One of the perks I loved early in my career, while working at Sounds Interchange in Toronto, was that the owner would allow me to record my friends, during off hours , usually late at night, in order to practice my recording techniques and further my slowly evolving recording engineering career.
One night I was recording my best friend, who was a drummer, as he just played along to some pre-recorded music I was piping through his headphones. I had done the setup to record him as professionally as I knew how at that point, basically copying what I had seen the senior engineers do, as far as microphone placement and such, with a mic on each drum, cymbals and hi hat and room mics. We recorded a few songs and I played the results back to him, and he was thrilled, as the sound was “big time”, recording 24 tracks on 2 inch tape, at 30 inches per second! As we were just finishing up listening to our latest tracks, the studio owner came into the control room with another gentleman, which quite surprised me, as it was about 1:30 am, and he hadn’t mentioned earlier that he was coming by. This wasn’t an uncommon occurrence, studio visits, by “would – be” clients, but usually they weren’t this late at night. The owner showed the other gentleman the recording console and tape machines, which were “state of the art” at that time, 48 input Neve console with 24 track Studer A80 tape machines, and big Westlake- JBL studio monitors, and the other assorted gear in the control room. They then proceeded out into the main studio room, and eventually made it around to the drum booth where I had my friend’s drum kit set up. The studio owner left the room for a bit and the visitor surveyed my microphone setup on my friend’s drums, and seemed suitably impressed. He then sauntered into the control room, where my friend and I had remained, and said to me, ” Nice setup on the drums, interesting mic placement on the hi hat..” Now I wasn’t sure who this guy was, but I was totally blown away by him giving me compliments on my mic placement this early in my recording career. and I said something like “Wow, thanks very much Mister …uh…what’s your name, Sir?” He replied ” Eddie.. Eddie Kramer”

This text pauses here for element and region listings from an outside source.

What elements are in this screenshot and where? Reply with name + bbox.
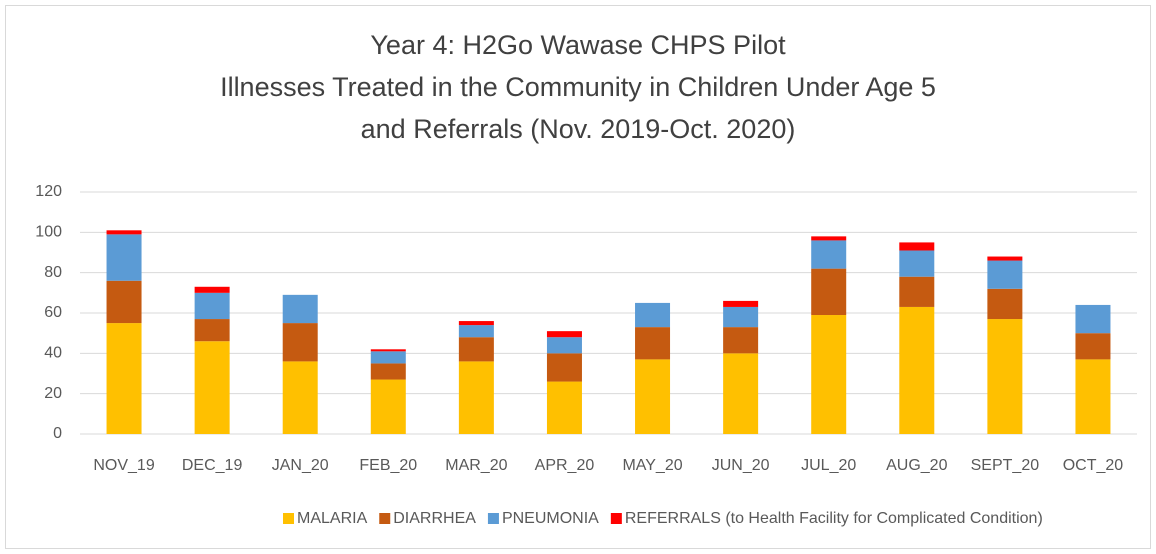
bar-segment (811, 240, 847, 269)
bar-segment (546, 353, 582, 382)
y-tick-label: 120 (35, 183, 62, 200)
legend-swatch (487, 513, 499, 524)
bar-segment (1075, 333, 1111, 360)
bar-segment (635, 302, 671, 328)
legend-label: REFERRALS (to Health Facility for Compli… (625, 510, 1043, 527)
bar-segment (987, 319, 1023, 434)
x-tick-label: JUN_20 (712, 457, 770, 474)
y-tick-label: 60 (44, 304, 62, 321)
legend-swatch (379, 513, 391, 524)
legend-label: PNEUMONIA (502, 510, 599, 527)
bar-segment (1075, 359, 1111, 434)
bar-segment (370, 379, 406, 434)
x-tick-label: MAR_20 (445, 457, 507, 474)
bar-segment (723, 300, 759, 307)
bar-segment (987, 256, 1023, 261)
bar-segment (899, 250, 935, 277)
bar-segment (370, 351, 406, 364)
bar-segment (282, 294, 318, 324)
bar-segment (811, 315, 847, 434)
bar-segment (106, 230, 142, 235)
bar-segment (723, 306, 759, 328)
y-tick-label: 40 (44, 345, 62, 362)
bar-segment (811, 236, 847, 241)
bar-segment (723, 327, 759, 354)
bar-segment (106, 234, 142, 281)
chart-title: Year 4: H2Go Wawase CHPS Pilot (370, 30, 786, 60)
bar-segment (546, 331, 582, 338)
x-tick-label: JAN_20 (272, 457, 329, 474)
legend-label: DIARRHEA (393, 510, 476, 527)
bar-segment (899, 276, 935, 307)
bar-segment (282, 361, 318, 434)
legend-label: MALARIA (297, 510, 368, 527)
x-tick-label: OCT_20 (1063, 457, 1124, 474)
bar-segment (106, 280, 142, 324)
bar-segment (194, 286, 230, 293)
chart-title: and Referrals (Nov. 2019-Oct. 2020) (361, 114, 796, 144)
y-tick-label: 0 (53, 425, 62, 442)
x-tick-label: FEB_20 (359, 457, 417, 474)
bar-segment (811, 268, 847, 316)
bar-segment (635, 359, 671, 434)
y-tick-label: 100 (35, 224, 62, 241)
bar-segment (987, 260, 1023, 289)
bar-segment (106, 323, 142, 434)
bar-segment (723, 353, 759, 434)
bar-segment (370, 349, 406, 352)
bar-segment (458, 361, 494, 434)
bar-segment (635, 327, 671, 360)
bar-segment (194, 341, 230, 434)
chart-border (5, 5, 1151, 549)
bar-segment (194, 292, 230, 320)
y-tick-label: 80 (44, 264, 62, 281)
x-tick-label: NOV_19 (93, 457, 154, 474)
bar-segment (194, 319, 230, 342)
bar-segment (987, 288, 1023, 320)
x-tick-label: AUG_20 (886, 457, 947, 474)
bar-segment (282, 323, 318, 362)
bar-segment (458, 337, 494, 362)
legend-swatch (610, 513, 622, 524)
x-tick-label: DEC_19 (182, 457, 243, 474)
chart-title: Illnesses Treated in the Community in Ch… (220, 72, 936, 102)
x-tick-label: SEPT_20 (971, 457, 1040, 474)
bar-segment (370, 363, 406, 380)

Now I totally floored, because Eddie Kramer was a very famous producer/engineer known for his work with Jimi Hendrix, Led Zeppelin, Kiss and other HUGE recording acts, and here he was giving ME compliments on my microphone technique!!
The studio owner returned about then and he and Mr. Kramer said goodbye and left the studio. I was just beaming and said to my friend..”Eddie Kramer thinks my mic placement is nice, and my hi hat mic placement is “interesting”…we then went out to look at my “nice” mic setup, and to my horror, I noticed that the hi hat mic was turned around, pointing totally away from the hi hat and more at the ground than anything!! The clip that holds the microphone in place must have loosened off, causing the mic to swivel and end up pointing 180 degrees away from the intended spot! My heart sank, as here I was , looking like a total rookie to one of the biggest names in my chosen profession…
Anyway, I DID end up working with Eddie Kramer a few weeks later, when the Rolling Stones did their surprise gig at the El Mocambo in Toronto, and Eddie was the producer for that side of the ‘Love You Live’ album resulting from that gig. He even offered me a job at his studio in NYC , “Electric Lady”, but I didn’t want to offend my current boss and so declined..We ended up working together a few more times over the years in various studios, but I’ll always remember my first encounter with a recording engineering legend.